Scoring approaches

Apply the following architectural principles when determining how to score, normalize, and penalize candidate code entries within your evaluation harness.

Maximize objectives directly

AlphaEvolve exclusively performs maximization searches, treating every optimization target as a hill-climbing task. To minimize a metric like latency or error rates, you must negate the final calculated value: score = -latency_ms # AE maximizes -> minimizes latency.

Maintain strict function monotonicity

Ensure that you implement monotonic scoring functions only. The returned numerical score must consistently increase as candidate solutions improve. Incorporating non-monotonic scores degrades search performance and introduces logical inconsistencies into the optimization path.

Provide detailed, granular metrics

Detailed scores directly improve overall search quality. Even when optimizing for a single core business objective, incorporating secondary or proxy metrics helps AlphaEvolve navigate a complex search space more effectively. Pass individual sub-scores back to the system as structured insights so that the LLM can explicitly reason about performance tradeoffs across generations.

Reward partial success over sparse outcomes

Reward partial success instead of relying entirely on terminal or binary outcomes. Always prefer a dense scoring signal over a sparse one.

A binary or low-resolution objective (for example, tracking matches won in a tournament-based game problem) creates massive performance plateaus where multiple candidates tie. This behavior prevents AlphaEvolve from distinguishing a near-miss from a poor solution, which stalls parent selection loops.
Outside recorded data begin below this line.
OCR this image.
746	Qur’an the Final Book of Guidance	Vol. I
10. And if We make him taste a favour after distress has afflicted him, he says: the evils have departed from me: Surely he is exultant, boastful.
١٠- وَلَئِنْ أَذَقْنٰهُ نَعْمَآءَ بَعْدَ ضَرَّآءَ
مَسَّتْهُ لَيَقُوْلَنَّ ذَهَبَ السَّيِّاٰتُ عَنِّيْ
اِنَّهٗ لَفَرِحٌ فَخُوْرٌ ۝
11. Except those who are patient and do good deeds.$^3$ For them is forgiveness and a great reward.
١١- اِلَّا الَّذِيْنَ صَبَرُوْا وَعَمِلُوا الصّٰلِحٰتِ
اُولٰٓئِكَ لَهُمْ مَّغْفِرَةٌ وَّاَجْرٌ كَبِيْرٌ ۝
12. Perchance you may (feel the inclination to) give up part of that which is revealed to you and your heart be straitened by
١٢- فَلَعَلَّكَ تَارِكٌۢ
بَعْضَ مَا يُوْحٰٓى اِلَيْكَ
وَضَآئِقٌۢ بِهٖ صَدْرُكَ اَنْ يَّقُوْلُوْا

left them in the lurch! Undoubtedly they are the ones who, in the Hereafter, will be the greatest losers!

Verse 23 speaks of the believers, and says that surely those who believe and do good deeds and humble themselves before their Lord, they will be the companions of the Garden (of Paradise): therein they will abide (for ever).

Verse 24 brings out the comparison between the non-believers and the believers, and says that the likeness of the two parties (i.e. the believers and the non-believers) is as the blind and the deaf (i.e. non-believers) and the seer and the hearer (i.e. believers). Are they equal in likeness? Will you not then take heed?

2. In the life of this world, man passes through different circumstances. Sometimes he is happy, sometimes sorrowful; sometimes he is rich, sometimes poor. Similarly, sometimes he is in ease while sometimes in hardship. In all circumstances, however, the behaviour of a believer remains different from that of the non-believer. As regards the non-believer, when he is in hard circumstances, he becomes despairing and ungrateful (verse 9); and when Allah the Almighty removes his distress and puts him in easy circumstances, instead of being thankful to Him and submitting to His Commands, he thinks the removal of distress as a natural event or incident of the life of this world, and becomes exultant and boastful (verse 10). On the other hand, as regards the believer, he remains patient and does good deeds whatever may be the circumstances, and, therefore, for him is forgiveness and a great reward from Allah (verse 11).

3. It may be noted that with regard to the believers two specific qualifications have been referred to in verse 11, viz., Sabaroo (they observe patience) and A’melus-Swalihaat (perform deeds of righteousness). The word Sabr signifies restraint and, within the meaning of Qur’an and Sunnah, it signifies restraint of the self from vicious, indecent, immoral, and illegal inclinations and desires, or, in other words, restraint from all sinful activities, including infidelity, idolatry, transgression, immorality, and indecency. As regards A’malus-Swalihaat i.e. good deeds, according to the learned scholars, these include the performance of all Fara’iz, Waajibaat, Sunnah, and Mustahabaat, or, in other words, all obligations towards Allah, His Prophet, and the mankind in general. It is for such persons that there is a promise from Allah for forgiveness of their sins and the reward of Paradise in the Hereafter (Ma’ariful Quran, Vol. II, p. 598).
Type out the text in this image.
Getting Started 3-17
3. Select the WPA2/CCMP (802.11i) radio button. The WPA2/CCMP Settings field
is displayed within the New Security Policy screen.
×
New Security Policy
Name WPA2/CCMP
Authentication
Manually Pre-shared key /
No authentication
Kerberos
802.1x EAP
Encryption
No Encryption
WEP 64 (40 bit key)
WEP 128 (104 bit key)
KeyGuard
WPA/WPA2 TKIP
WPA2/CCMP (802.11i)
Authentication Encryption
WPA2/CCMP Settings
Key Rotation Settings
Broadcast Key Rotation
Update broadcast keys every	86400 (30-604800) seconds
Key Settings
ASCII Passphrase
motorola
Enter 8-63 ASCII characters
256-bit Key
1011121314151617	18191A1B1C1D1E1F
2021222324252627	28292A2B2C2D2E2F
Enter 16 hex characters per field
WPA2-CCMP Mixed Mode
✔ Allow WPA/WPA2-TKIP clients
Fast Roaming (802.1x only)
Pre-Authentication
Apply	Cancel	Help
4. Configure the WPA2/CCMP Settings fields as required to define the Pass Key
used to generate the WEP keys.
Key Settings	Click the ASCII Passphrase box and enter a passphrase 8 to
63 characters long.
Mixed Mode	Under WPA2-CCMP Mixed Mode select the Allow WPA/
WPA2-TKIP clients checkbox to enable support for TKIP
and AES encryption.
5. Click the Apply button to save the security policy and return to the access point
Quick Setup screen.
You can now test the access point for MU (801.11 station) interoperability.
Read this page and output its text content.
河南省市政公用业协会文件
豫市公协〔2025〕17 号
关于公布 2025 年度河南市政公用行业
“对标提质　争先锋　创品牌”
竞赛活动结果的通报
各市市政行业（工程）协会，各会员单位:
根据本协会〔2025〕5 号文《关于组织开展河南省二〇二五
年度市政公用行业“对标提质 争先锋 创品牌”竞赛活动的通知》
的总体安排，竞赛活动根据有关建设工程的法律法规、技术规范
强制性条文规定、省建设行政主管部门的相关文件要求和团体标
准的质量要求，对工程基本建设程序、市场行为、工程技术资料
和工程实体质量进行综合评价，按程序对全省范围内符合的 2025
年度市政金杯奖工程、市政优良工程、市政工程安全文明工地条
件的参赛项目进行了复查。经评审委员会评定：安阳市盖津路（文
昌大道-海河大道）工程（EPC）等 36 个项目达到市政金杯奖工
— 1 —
To maintain search gradient direction:

  • Add a fine-grained sub-signal: Measure incremental progress toward the ultimate goal (such as individual points scored within a match) so that AlphaEvolve can rank otherwise-tied candidates and hill-climb toward promising solution spaces.

  • Align alignment and weights carefully: Ensure the sub-signal is monotonically aligned with the true objective and weighted safely below it. If it is not weighted properly, AlphaEvolve will optimize the proxy metric at the expense of the actual goal (causing a reward hack).

For example, construct a scalar objective function using points as a logical tie-breaker: use score = matches_won + w * (points_scored / points_possible).

Configure the weight constraint to w < 1 so that an additional terminal win always outranks any within-match point accumulation, treating the sub-signal strictly as a tie-breaker.

Begin with a single objective

Consider starting your implementation with a single objective function. While multi-objective optimization with comprehensive Pareto frontier tracking is fully supported natively in the database, where MAP-Elites tracks the best program per metric and the system maintains a running Pareto frontier across all metrics a single scalar objective is considerably simpler to reason about and debug during initial deployment. If your problem requires multiple objectives, you can either combine them into a single weighted scalar or leverage multi-metric tracking tools from the start.

Rescale and normalize before combining

Apply strict scale balancing across your metrics to avoid optimization bias:

  • Rescale across ranges: Normalize metrics to comparable ranges before combining them. Combining bounded scores (ranging from 0 to 1) and unbounded scores (ranging from 0 to infinity) without explicit rescaling causes the unbounded metric to dominate the fitness landscape.

  • Prefer additive structures over multiplicative combinations: Multiplicative objectives can become hyper-sensitive to minor variations in the denominator, compromising search accuracy and stability. Implement additive weighted sums instead: w1*A - w2*L - w3*M. This format allows straightforward weight adjustments per performance parameter.

  • Normalize relative to initial values: To prevent scale differences from skewing your search path, divide each metric by its respective initial baseline value so that all metrics start at a baseline of 1.0 before you apply weights and combine them.

Amplify minimal numerical differences

Small numerical score differences may not provide a useful optimization signal to the underlying LLM. If a strong candidate scores 1e-7 and a weaker candidate scores 1e-8, the LLM might not meaningfully distinguish between them when reviewing the context. Rescale your final scores to an obvious, human-readable range (such as 0 to100) so that incremental code improvements become numerically apparent within the generation prompt.